You can forgive her for her archaic assumption. Station signs are still marked with ‘First Great Western’, the former name given to GWR train services. They changed their name in 2015. It’s almost 2022.

A small two-car train runs between West Ealing and Greenford, stopping every 30-70 minutes here

A number game

Since there are no ticket barriers in South Greenford unless someone sat and watched a whole year of CCTV worth and counted all the people, there is no real way to figure out how many people use the station.

If we accept the likelihood that a proportion of the passengers who hop on and off either do not have a valid ticket or have a valid ticket that does not need to be registered on one of the two contactless readers or one with South Greenford as a destination such as. a paper card, then we must assume that the actual number of passengers using the station is higher and that the number 29,382, which is an estimate, is somewhat inaccurate.
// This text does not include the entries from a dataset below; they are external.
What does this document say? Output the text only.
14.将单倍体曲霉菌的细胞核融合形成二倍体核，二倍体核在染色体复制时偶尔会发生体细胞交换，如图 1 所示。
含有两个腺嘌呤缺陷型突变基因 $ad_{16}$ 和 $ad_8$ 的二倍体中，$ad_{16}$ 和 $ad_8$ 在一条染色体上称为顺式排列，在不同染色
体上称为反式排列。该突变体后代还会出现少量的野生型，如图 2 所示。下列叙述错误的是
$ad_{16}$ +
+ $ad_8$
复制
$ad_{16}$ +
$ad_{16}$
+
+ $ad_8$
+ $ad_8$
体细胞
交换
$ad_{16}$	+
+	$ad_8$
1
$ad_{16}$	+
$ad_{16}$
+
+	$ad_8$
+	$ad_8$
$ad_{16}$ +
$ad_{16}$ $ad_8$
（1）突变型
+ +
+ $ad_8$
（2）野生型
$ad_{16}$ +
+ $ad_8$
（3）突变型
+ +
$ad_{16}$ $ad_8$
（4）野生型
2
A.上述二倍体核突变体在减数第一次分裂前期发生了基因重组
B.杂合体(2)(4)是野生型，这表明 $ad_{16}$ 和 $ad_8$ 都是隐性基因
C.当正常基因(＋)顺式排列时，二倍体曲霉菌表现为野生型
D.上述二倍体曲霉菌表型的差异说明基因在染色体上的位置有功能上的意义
The problem with this is that it effectively creates a self-fulfilling prophecy. The longer the station does not have ticket barriers, the extra people will still not be registered and the station will continue to be shown at the bottom of the consumer league.

At a time when all modes of transport are being heavily scrutinized due to poor pandemic economics, the future of the station and passenger services on the line it sits on between West Ealing and Greenford is certainly gloomier than its surrounding siblings, with passenger numbers beginning to recover , and the Elizabeth line is set to give a shot in the arm to the area connection.

The first Great Western ended in 2015, but yes, thank you anyway!

Make it 100

There have been plans to increase the frequency on the boundary line, which would help increase the number of passengers, although the potential of the branch is limited because it is not electric and its platforms are only two carriages that effectively ‘box it’. It could not be connected to the Elizabeth line, as it would encounter in West Ealing without millions of pounds of investment.

The line itself is unlikely to go anywhere. It is a useful link between West London, the Midlands and the North thanks to a connection to the Chiltern Main Line beyond Greenford. A Chiltern ‘ghost train’ a day runs down this line of uninterrupted South Greenford, as part of an old rule that train companies adhere to to avoid a costly legal closure procedure.

If you are reading this article and are curious about the really strange, quiet and whimsical parts of London’s transport network, South Greenford is definitely worth a visit. However, do not go all at once, if the station becomes popular, the news will wear off and it will not be London’s quietest station much longer.

Congratulations on your 95th birthday in South Greenford, keep staying there!